The first race was sailed in 1945 making this year’s race the 70th anniversary. Back in 1945 there were just ten entrants listed; the winning yacht was Rani which won both handicap and line honours. This year’s race had 119 entrants I believe. A couple of years ago I went to look at a display of newspaper headlines for each race and took a couple of photos there. Here is The Mercury headline  in 1945 where it says that there were 9 entrants.

Rani wins the first Sydney Hobart Race
Rani wins the first Sydney Hobart Race

The first race
The first race

Traditionally the race begins on 26th December and these days the start is televised. We usually switch over from the Boxing Day Test Match to watch the start. I love to see all the yachts making their way out of Sydney Harbour especially when conditions require them to use their spinnakers.  This year I watched a segment showing how they retrieve the TV camera operators who travel out of the harbour onboard some of the yachts. They pack up their cameras in waterproof bags and literally jump off the moving yacht into the sea to be picked up by a chase boat. Not a job I would fancy at all.

I was in Sydney a couple of years ago and found myself at Rushcutter’s Bay Park, the closest I’ve come to seeing where the race begins. In Sydney it is possible to view the yachts leaving the harbour from various vantage points on land or from the water in a ferry or charter boat or from your own boat if you are lucky enough to have one. Spectator boats have become so numerous that there is practically a traffic jam on the water as they all jostle for the best views. Strict guidelines have had to be made to prevent spectator boats from interfering with the race fleet.
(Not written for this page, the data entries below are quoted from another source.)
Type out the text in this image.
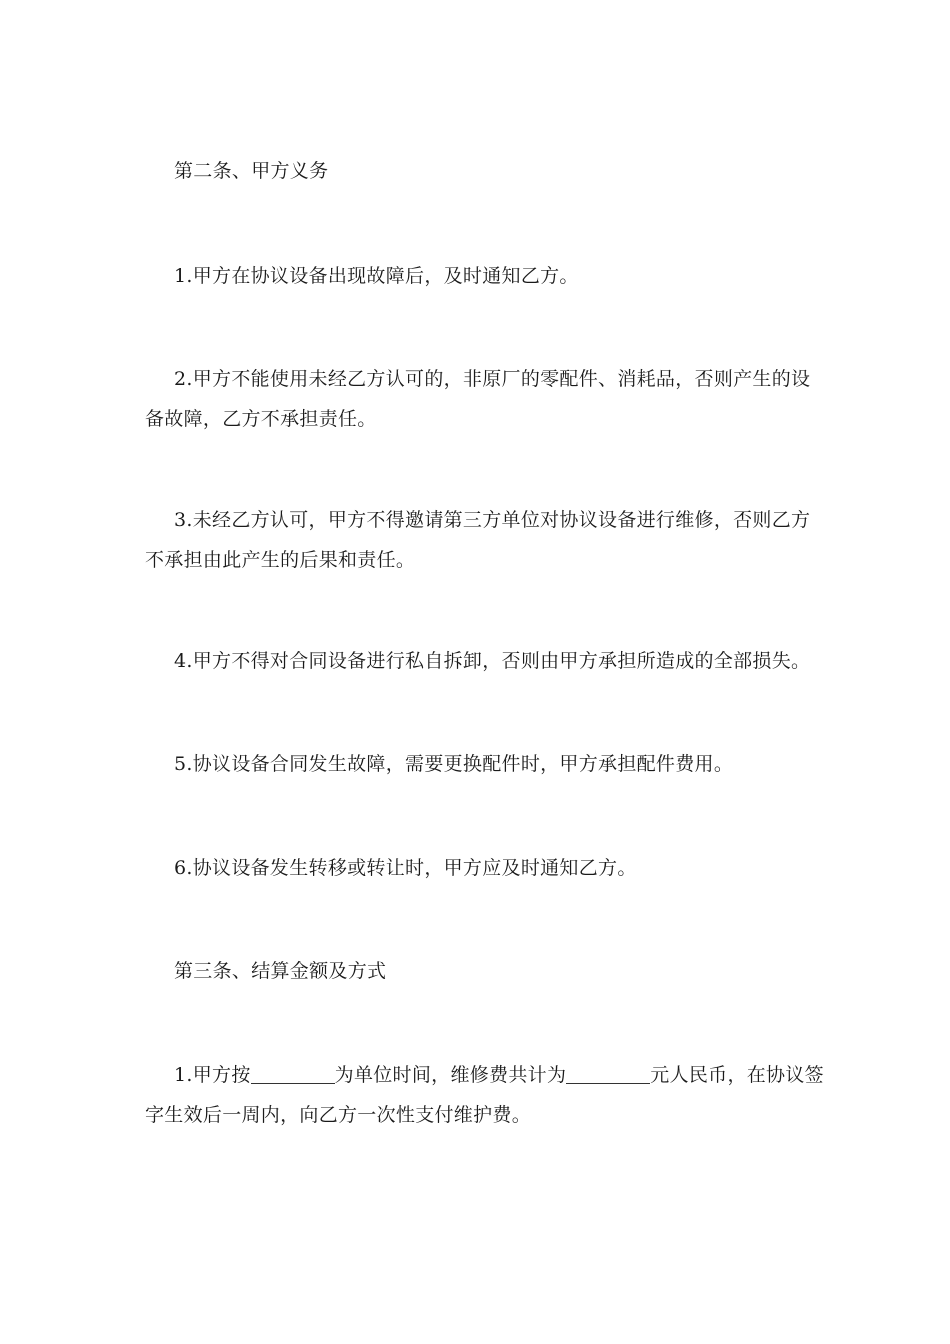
第二条、甲方义务
1.甲方在协议设备出现故障后，及时通知乙方。
2.甲方不能使用未经乙方认可的，非原厂的零配件、消耗品，否则产生的设备故障，乙方不承担责任。
3.未经乙方认可，甲方不得邀请第三方单位对协议设备进行维修，否则乙方不承担由此产生的后果和责任。
4.甲方不得对合同设备进行私自拆卸，否则由甲方承担所造成的全部损失。
5.协议设备合同发生故障，需要更换配件时，甲方承担配件费用。
6.协议设备发生转移或转让时，甲方应及时通知乙方。
第三条、结算金额及方式
1.甲方按	为单位时间，维修费共计为	元人民币，在协议签字生效后一周内，向乙方一次性支付维护费。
The race begins in Rushcutter's Bay, Sydney on Boxing Day
The race begins in Rushcutter’s Bay, Sydney on Boxing Day

The trip to Hobart is rarely uneventful. There are nearly always a few yachts that have to turn back due to problems with gear or sails. Sometimes there is rough weather and smaller yachts turn back or take shelter along the New South Wales coast.  Then comes Bass Strait. According to the official website Bass Strait can be dead calm or spectacularly grand. One terrible year, 1998, wild weather caused havoc with the race fleet. Five boats sank and six sailors died. Of a fleet of 115 only 44 yachts made it to Hobart. Sadly this year was also marred by tragedy of a different kind. A small plane carrying a pilot and photographer crashed near Port Arthur in southeastern Tasmania, both were killed. Several yachts stopped to help with the search for the plane after it was reported as going down.
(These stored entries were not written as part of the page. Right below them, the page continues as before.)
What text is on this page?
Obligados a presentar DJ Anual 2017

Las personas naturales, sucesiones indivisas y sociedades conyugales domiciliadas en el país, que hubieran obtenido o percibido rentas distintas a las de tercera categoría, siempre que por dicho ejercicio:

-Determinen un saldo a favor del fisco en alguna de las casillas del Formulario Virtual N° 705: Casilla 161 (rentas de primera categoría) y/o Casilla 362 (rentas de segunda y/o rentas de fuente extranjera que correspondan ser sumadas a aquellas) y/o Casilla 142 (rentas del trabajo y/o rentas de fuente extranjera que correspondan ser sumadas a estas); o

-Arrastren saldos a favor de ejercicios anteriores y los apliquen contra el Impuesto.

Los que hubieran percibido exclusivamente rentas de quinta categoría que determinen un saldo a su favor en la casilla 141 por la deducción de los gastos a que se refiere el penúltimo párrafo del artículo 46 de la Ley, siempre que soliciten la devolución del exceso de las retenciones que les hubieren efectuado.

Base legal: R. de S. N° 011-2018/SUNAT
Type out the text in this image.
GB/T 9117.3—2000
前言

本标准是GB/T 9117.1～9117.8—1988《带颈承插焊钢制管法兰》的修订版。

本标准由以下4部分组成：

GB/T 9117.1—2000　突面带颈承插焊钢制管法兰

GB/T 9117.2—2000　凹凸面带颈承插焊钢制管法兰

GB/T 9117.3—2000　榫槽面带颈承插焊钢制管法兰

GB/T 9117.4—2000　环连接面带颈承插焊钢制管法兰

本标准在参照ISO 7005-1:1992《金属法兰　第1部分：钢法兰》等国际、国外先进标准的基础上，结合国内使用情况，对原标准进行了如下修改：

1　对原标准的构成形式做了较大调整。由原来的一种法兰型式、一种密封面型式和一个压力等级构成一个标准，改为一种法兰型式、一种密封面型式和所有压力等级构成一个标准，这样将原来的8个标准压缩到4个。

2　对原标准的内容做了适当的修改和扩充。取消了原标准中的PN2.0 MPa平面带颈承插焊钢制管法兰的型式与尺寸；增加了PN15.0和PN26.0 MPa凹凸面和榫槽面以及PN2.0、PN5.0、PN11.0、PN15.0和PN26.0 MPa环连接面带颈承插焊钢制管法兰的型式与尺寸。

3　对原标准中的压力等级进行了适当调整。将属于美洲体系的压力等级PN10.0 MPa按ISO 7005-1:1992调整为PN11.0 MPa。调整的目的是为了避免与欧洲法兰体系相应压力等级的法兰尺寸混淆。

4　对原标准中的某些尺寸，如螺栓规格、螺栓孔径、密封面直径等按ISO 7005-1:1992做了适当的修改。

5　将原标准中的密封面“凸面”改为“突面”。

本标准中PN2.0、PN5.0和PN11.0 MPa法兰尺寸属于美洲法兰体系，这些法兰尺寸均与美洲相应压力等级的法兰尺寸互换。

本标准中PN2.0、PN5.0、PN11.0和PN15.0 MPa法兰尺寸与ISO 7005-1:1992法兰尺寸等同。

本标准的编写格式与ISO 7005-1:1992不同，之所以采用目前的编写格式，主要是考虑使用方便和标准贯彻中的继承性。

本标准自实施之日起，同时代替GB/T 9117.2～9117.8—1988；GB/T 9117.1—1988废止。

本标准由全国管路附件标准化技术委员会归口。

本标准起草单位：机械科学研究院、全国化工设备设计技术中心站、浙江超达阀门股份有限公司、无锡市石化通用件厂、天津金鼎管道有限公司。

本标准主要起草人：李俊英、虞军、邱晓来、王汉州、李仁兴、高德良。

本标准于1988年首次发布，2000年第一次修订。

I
Normally although the race is hard the majority of yachts arrive safely in Hobart. The first to arrive are always the big maxi yachts competing for Line Honours and there is always much speculation about whether the race record time will be broken. This year the win went to Wild Oats XI in a time of 4 days, 2 hours 1 minute and 34 seconds. This was the eighth time Wild Oats had taken Line Honours, also a record. The first yachts over the line often arrive in Hobart at night or the early hours of the morning. This year for the first time in several years the winning yachts arrived on a beautiful, sunny Sunday afternoon. I wasn’t there but my friend Bruce who was visiting from Melbourne was and took this photo which he has allowed me to use.
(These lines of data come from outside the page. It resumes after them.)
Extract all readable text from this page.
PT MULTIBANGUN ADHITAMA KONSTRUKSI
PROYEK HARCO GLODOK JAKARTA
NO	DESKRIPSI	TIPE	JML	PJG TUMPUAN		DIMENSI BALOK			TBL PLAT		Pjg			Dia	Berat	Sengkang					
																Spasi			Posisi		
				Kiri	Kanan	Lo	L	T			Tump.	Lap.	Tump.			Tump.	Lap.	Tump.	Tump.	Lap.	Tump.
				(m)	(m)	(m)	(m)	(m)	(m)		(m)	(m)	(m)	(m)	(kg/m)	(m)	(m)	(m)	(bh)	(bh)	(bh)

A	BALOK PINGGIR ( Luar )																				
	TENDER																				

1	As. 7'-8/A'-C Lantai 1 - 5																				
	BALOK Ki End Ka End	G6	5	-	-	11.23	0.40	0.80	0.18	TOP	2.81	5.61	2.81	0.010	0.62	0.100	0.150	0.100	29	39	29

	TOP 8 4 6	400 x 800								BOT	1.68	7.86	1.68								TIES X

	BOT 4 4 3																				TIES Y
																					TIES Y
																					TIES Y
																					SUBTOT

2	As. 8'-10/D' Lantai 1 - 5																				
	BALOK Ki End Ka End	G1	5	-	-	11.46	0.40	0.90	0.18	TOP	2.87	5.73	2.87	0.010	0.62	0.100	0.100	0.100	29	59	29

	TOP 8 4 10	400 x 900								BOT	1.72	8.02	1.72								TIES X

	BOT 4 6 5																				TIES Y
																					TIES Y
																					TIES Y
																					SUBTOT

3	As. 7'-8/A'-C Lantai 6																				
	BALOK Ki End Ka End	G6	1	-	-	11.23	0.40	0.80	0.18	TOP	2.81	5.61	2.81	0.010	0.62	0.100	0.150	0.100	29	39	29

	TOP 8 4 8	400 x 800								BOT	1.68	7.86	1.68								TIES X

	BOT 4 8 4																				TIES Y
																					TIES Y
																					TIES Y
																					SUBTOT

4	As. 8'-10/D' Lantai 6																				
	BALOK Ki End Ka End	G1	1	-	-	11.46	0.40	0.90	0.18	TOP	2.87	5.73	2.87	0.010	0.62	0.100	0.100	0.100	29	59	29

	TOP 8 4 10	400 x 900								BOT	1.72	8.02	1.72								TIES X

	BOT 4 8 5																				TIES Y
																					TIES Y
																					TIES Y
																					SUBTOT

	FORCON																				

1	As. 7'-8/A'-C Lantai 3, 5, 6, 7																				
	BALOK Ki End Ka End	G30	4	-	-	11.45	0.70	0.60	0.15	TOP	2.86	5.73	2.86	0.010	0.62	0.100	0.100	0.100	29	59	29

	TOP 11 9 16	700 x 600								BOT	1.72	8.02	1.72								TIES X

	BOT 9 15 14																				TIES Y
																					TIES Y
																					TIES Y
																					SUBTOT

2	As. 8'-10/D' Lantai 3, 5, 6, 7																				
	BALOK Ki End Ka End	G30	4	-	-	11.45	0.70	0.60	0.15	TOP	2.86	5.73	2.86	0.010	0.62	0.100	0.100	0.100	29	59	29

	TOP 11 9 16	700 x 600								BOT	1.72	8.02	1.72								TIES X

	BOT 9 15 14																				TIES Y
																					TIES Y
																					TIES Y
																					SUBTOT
Wild Oats XI arrives in Hobart 30 Dec 2014. Photo by Bruce Laughton
Wild Oats XI arrives in Hobart 30 Dec 2014. Photo by Bruce Laughton

A couple of hours after Wild Oats arrived the American maxi yacht Comanche arrived. The rest of the fleet arrived over the next three days and I managed to get to Hobart to see them later in the week by which time the weather had changed of course. Tired but happy crews are always greeted enthusiastically by the crowd and give a welcome gift of a carton of beer by race officials. By New Year’s Even most of the yachts have arrived as well as those competing in the Melbourne Hobart  and Launceston to Hobart races. Here are a few pictures taken in previous years. The overall winner is calculated using adjusted times and speeds according to each yacht’s handicap. Wild Rose was declared the winner. An interesting point about that is that Wild Rose was the first Wild Oats.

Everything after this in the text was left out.